Cops versus robbers; Jedi versus Sith; students versus administration; us versus them. Since the dawn of time (or the dawn of media), that’s how the pitched battle between positive and negative has always been framed. For many, it is easier to outline the debate between student rights and administrative policy in absolute terms. The reality, however, is quite different.
Both the administration and student body may want the same thing: a secure and academically challenging environment. The fact remains, however, that year after year the administration and students are unable to negotiate a successful resolution in both safety-related and academically-related arenas. This year especially reflects the difficulties that arise when the two schools groups integral to the fabric of the community fail to communicate. The administration’s tendency to avoid open discussion with the student body has resulted in the misalignment of the common goals of the student body and the administration into what are perceived as opposing ones.
The fall term opened with increasingly restrictive rules, intended to limit the amount of space available to students. The library crackdown and policy of barring students from certain floors, while established to cut down on corridor noise and garbage, demonstrate the administration’s lack of understanding of student needs. Cramming students into crowded floors and closing the library to latecomers needlessly constrained students whose only “crime” was wanting a place to go during lunch and free periods.
These “popular” measures were joined by the academic policy requiring all sophomores, starting next fall, to take Advanced Placement (AP) Global History or European History. Though the policy was implemented to compensate students who carry “equivalent” workloads, the administration didn’t consider the differences between the two courses and, once again, the needs of those who are most affected by its policy: the students. Instead of resolving the original problem, this plan might backfire and ultimately cause more harm.
On the heels of the AP History controversy came the decision to implement the last prong of “Teitel’s Trident,” the locker policy, which will be in effect come fall. The locker policy is not only futile, it also reflects the inability of the administration to negotiate and resolve problems in conjunction with the student body. The administration, obviously, prefers to ignore student concerns, thereby replacing student needs with administrative agenda.

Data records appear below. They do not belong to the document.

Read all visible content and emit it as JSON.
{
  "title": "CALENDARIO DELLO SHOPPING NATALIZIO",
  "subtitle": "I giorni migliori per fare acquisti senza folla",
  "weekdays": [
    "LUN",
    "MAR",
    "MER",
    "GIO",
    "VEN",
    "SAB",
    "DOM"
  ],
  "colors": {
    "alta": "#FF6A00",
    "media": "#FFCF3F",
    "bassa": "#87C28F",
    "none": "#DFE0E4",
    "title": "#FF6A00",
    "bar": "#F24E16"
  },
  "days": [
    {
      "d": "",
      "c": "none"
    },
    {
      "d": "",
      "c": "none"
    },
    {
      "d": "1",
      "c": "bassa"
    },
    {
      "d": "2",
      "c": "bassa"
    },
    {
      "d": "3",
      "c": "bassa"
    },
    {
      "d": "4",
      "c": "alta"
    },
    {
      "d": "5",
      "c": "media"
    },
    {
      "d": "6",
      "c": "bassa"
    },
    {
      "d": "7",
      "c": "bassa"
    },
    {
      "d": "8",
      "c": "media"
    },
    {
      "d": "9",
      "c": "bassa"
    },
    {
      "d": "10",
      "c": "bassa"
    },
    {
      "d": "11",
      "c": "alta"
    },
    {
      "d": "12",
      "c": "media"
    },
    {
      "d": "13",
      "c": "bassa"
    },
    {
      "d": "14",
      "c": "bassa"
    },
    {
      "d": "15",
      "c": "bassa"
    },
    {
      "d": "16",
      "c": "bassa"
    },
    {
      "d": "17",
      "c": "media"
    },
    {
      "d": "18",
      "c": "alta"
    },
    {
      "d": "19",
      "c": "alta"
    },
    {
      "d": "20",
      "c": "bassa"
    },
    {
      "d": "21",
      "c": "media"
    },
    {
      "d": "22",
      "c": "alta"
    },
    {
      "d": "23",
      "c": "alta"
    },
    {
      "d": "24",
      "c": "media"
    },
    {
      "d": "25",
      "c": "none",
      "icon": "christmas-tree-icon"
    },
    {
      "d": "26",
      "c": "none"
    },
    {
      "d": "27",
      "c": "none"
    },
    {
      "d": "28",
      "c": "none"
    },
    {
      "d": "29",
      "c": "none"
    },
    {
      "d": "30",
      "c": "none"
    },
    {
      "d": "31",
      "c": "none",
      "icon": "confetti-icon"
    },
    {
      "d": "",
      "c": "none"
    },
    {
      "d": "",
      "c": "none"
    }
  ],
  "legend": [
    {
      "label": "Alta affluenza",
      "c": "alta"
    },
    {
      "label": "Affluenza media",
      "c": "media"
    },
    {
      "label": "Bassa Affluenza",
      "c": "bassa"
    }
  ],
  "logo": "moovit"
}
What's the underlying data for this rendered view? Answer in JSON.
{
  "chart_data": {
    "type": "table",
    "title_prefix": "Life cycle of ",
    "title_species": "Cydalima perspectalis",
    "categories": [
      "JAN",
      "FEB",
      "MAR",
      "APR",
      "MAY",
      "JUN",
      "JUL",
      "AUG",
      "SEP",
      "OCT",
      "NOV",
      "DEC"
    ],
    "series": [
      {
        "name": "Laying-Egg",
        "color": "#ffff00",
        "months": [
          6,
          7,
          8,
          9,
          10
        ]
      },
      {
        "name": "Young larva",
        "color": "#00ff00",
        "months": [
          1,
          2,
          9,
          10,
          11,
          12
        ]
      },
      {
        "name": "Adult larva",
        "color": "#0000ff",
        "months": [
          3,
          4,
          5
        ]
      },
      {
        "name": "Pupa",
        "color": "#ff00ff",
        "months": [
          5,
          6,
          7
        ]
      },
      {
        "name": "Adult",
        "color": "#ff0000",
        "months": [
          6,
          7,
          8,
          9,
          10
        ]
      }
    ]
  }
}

The administration has become increasingly dependent upon solutions such as these. Throughout the year, when seeking to solve problems, convenience and a false sense of security have taken precedence over innovation and rational dialogue. Both students and administrators understand the need for a secure environment, but a policy that provides no real increase in security and unnecessarily violates the right to privacy is unacceptable.
This year’s problems indicate the need for a solution. Luckily for the administration, this should be obvious. Students, through the SU and other student groups, take an active role in proposing and refining the policies that have such a huge impact on their everyday lives. Ultimately, the obligation to make policies that factor in the needs of the students and allow for open dialogue in every decision it makes, lies with the administration.